В ту ночь было разрушено и сгорело здание телецентра. Я не спал до самого рассвета, запершись в комнате, завесив окна влажными простынями и закрыв лицо мокрым носовым платком. Мне едва удалось спастись от резкого запаха горящей кинопленки.
Утром я покрасил оранжевой краской, в стиле хинди, пробор у себя на голове и решил покинуть город. У меня была возможность сесть в машину и поехать в Венгрию, на аэродром, с которого каждую ночь взлетали самолеты, чтобы бомбить нас. Там я мог взять билет в любом направлении, только не домой. Для этого мне даже не нужна была виза, потому что въезд в Венгрию был свободным. Но я поступил по-другому. У меня вдруг возникла необъяснимая потребность отправиться в какой-нибудь монастырь. Автомагистраль, ведущая на юг, была разрушена бомбами только где-то после сотого километра, так что по ней я мог добраться до монастыря Манасия, он расположен немного ближе к Белграду. За немецкие марки я купил на улице бензин в двадцатилитровой пластмассовой канистре, которую, правда, предварительно прокипятили, так что она на самом деле вмещала теперь не 20, а 18 литров. Надел новый костюм и рубашку – мне было жаль оставлять их в Белграде. Обулся в лакированные туфли Massimo Germani, ставшие моими тоже в результате одной из моих бессмысленных закупок в районе Чумича. Чтобы от них не несло новой кожей, я опрыскал их лосьоном after shave с запахом арбуза. В карман я положил два кольца и книжечку о монастыре Манасия, купленную днем раньше. Было еще утро, и я отправился в путь, надеясь на перерыв после ночного налета.

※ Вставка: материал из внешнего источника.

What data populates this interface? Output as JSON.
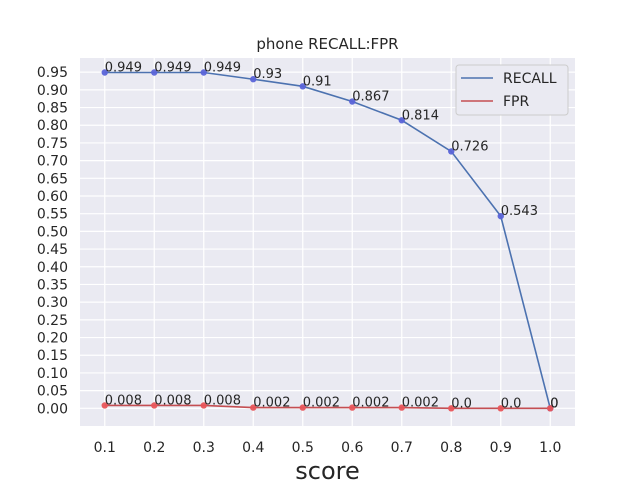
{
  "chart_data": {
    "type": "line",
    "title": "phone RECALL:FPR",
    "xlabel": "score",
    "ylabel": "",
    "x": [
      0.1,
      0.2,
      0.3,
      0.4,
      0.5,
      0.6,
      0.7,
      0.8,
      0.9,
      1.0
    ],
    "x_tick_labels": [
      "0.1",
      "0.2",
      "0.3",
      "0.4",
      "0.5",
      "0.6",
      "0.7",
      "0.8",
      "0.9",
      "1.0"
    ],
    "y_ticks": [
      0.0,
      0.05,
      0.1,
      0.15,
      0.2,
      0.25,
      0.3,
      0.35,
      0.4,
      0.45,
      0.5,
      0.55,
      0.6,
      0.65,
      0.7,
      0.75,
      0.8,
      0.85,
      0.9,
      0.95
    ],
    "y_tick_labels": [
      "0.00",
      "0.05",
      "0.10",
      "0.15",
      "0.20",
      "0.25",
      "0.30",
      "0.35",
      "0.40",
      "0.45",
      "0.50",
      "0.55",
      "0.60",
      "0.65",
      "0.70",
      "0.75",
      "0.80",
      "0.85",
      "0.90",
      "0.95"
    ],
    "xlim": [
      0.05,
      1.05
    ],
    "ylim": [
      -0.05,
      0.99
    ],
    "grid": true,
    "legend_position": "top-right",
    "series": [
      {
        "name": "RECALL",
        "color": "#4c72b0",
        "marker_color": "#5a64d8",
        "values": [
          0.949,
          0.949,
          0.949,
          0.93,
          0.91,
          0.867,
          0.814,
          0.726,
          0.543,
          0
        ],
        "labels": [
          "0.949",
          "0.949",
          "0.949",
          "0.93",
          "0.91",
          "0.867",
          "0.814",
          "0.726",
          "0.543",
          "0"
        ]
      },
      {
        "name": "FPR",
        "color": "#c44e52",
        "marker_color": "#e8555a",
        "values": [
          0.008,
          0.008,
          0.008,
          0.002,
          0.002,
          0.002,
          0.002,
          0.0,
          0.0,
          0
        ],
        "labels": [
          "0.008",
          "0.008",
          "0.008",
          "0.002",
          "0.002",
          "0.002",
          "0.002",
          "0.0",
          "0.0",
          "0"
        ]
      }
    ]
  }
}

На выезде из города меня остановили какие-то цыгане с трубами, они знаками показывали, что им тоже надо на юг, я остановился и впустил их в машину, строго предупредив, чтобы по дороге они не играли.
– Кто из вас лучший трубач? – спросил я просто так, ради разговора.
– Миливой. Он самый глупый. И он лучший трубач на этом берегу Моравы, – ответили они в один голос.